I ported in your function and get different results compared with mine, your code will have slightly smaller values on pixels where diff_abs >= theta. So there are probably some minor errors in your loss[idx_bigger] part.

For reference, here is my toy input and results:

Prediction: tensor([[1.0000, 0.5000, 0.5000], [0.5000, 0.2500, 0.5000], [0.5000, 0.8000, 0.4000]])

Label: tensor([[0.9800, 0.2500, 0.2500], [0.2500, 1.0000, 0.2500], [0.2500, 0.2500, 0.7500]])

Results: tensor([[0.1740, 1.0378, 1.0378], [1.0378, 8.1260, 1.0378], [1.0378, 4.2064, 3.0384]])

Yours: tensor([[0.1740, 1.0378, 1.0378], [1.0378, 7.8099, 1.0378], [1.0378, 3.9899, 3.0384]])

Hope that helps.

I will release my inference code first during ICCV 2019 (hopefully), and then training code.

PlumedSerpent commented 4 years ago

@protossw512 Thanks for your help. I am working on 300W dataset using HRNet backbone. The result NME is 3.37 with MSE and 3.34 with my adaptive wing loss implementation. And for your toy input, I compute in step by step by hand, it seems my result is correct with theta=0.5,y=0.25,y_hat=0.80, could you please check it again?
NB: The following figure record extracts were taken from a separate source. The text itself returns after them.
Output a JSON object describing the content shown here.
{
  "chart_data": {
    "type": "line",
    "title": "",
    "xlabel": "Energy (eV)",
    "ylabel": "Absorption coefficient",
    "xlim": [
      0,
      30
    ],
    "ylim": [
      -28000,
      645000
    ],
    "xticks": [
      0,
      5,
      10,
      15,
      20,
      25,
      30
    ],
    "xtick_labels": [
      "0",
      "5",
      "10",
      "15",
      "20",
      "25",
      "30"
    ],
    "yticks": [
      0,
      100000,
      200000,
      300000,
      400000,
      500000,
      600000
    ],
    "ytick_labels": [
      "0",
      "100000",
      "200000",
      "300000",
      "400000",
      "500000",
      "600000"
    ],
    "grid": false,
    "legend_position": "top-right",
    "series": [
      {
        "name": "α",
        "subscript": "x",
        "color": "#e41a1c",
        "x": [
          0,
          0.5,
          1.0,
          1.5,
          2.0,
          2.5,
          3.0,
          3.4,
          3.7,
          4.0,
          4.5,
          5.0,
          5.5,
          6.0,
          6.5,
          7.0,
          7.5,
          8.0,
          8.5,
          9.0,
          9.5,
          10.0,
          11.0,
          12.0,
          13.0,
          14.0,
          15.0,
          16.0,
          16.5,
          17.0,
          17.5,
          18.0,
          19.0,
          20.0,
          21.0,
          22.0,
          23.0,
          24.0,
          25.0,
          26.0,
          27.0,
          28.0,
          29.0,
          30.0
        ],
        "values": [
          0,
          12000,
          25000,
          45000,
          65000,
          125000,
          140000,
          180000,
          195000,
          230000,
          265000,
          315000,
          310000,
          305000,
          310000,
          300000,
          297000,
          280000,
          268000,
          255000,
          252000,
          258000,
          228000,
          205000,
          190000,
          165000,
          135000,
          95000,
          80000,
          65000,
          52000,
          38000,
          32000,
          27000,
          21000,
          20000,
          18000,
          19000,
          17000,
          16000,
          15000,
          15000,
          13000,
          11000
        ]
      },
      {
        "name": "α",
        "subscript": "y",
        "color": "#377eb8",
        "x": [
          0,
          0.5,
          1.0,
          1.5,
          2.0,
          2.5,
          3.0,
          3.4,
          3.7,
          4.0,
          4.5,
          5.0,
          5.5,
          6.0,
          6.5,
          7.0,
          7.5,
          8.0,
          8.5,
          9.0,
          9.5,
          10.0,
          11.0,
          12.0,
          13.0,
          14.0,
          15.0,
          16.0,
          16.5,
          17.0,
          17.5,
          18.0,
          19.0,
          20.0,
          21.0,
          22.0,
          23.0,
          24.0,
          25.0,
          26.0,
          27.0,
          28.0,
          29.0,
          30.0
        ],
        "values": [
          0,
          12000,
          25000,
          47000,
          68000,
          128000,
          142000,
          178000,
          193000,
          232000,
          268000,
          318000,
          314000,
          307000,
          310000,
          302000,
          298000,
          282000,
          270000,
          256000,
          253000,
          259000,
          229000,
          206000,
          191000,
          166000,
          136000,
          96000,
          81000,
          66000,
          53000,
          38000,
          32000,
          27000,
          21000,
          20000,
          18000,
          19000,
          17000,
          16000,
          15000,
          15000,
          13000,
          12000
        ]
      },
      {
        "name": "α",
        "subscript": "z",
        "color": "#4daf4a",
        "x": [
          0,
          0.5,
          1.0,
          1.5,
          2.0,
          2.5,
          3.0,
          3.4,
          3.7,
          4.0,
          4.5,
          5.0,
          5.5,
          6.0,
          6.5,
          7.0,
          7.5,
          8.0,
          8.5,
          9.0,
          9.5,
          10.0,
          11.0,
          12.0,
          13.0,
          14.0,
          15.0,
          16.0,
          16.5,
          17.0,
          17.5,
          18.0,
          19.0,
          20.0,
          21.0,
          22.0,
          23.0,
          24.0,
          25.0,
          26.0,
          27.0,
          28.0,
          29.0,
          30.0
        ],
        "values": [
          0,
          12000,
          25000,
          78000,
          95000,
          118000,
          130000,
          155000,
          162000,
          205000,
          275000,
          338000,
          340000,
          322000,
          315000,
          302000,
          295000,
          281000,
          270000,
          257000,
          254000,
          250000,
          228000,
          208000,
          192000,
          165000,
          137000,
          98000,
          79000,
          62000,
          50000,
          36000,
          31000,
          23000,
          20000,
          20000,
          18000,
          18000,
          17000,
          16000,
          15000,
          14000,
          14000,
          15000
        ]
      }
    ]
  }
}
protossw512 commented 4 years ago

@PlumedSerpent I double checked my code, and you are right, I am on an old experimental branch, which has different settings compared with my paper. I would suggest you try different parameter settings for omega, epsilon, and theta.

PlumedSerpent commented 4 years ago

@protossw512 From your ablation study I don't think different parameter settings would improve a lot. I'll try to re-implement other contributions in your paper to get a better result.